In the hot dog experiment, we found that the meaning of the hand signals had transferred to the caudate—a brain region known to be associated with positive expectations. While a cool scientific finding, it was not really unexpected given what we had known about Pavlovian learning. What was more revealing, and what we never commented on in our academic papers, was all the other stuff going on in Callie’s and McKenzie’s brains. The motor cortex activity. The inferior temporal lobe. Those were the regions that pointed toward a theory of mind, and they were the same regions that popped up in the smell experiment associated with familiar humans.

These cortical regions showed that the dogs might be constructing mental models of our actions. The inferior temporal lobe suggested that they were recalling memories, perhaps what one hand pointing up meant, or the identity of the person associated with a sweat sample. These are the types of mental processes that any sentient being would use on a daily basis. Humans use memories and ascribe meaning to people and actions all the time. Apparently, so do dogs.

Even though we found evidence for canine theory of mind in our experiments, Callie and McKenzie were not exactly the same in this regard. They showed differences in how their brains reacted to the hand signals and to the smells. With only two subjects, it is difficult to draw sweeping conclusions, but I will take scientific license to speculate.
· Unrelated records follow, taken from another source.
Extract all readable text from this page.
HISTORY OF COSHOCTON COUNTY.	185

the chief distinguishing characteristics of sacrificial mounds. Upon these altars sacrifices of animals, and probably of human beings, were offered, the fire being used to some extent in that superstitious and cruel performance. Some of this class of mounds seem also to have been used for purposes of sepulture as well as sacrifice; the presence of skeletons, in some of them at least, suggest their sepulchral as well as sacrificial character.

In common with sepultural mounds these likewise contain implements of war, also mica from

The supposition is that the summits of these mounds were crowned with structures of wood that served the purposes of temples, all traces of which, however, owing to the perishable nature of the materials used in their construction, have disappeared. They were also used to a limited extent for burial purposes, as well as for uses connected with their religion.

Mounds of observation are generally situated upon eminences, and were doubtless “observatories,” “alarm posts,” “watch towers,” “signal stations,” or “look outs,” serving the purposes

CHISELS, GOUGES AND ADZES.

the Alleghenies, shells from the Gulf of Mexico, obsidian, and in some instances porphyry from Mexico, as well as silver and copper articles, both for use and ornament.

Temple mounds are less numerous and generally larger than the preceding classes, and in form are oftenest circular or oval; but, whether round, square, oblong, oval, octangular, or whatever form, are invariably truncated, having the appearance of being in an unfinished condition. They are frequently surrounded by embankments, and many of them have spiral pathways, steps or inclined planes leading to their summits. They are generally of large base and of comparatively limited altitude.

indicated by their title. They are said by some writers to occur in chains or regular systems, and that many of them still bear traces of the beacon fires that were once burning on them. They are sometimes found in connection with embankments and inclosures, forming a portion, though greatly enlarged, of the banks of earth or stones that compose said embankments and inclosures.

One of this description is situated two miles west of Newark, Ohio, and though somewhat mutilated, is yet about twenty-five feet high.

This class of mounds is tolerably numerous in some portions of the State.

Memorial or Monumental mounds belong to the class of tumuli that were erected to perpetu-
In the hot dog experiment, McKenzie had stronger caudate activation to the “hot dog” hand signal. Strangely, Callie was the food lover, while McKenzie much preferred toys as rewards during training. Because of her great love of hot dogs, I had expected Callie to show the stronger caudate activation. But she didn’t. One possibility is that because Melissa and McKenzie had competed in agility competitions, McKenzie was more attuned to hand signals. I had not taught Callie a hand signal before the Dog Project, which might have put her at a relative disadvantage. Another possibility, which I think is very likely, is a genetic basis.

Even though we thought she was a feist, Callie was more like an adopted village dog. A mutt. McKenzie, on the other hand, was meticulously bred to be a herding dog. Border collies are known for their stares, what the Coppingers refer to as the eye-stalk. Border collies don’t just see with their eyes; they use them to control other species. There may have been much more going on in McKenzie’s brain as she not only interpreted Melissa’s signals but also returned them with her eyes. While I had noticed a flicker of that in Callie when her eyes dilated in anticipation, it was nothing like being stared down by a border collie.

In the smell experiment, though, the pattern reversed. Callie had the stronger response to the familiar human smell. Maybe that was because Callie slept with Kat and me in our bed, while McKenzie slept in her crate. Or maybe the bond between Callie and Kat was stronger than that between McKenzie and Melissa’s husband. Could it be that our dogs tell us more about our human relationships than we tell ourselves? The term therapy dog would take on a new meaning.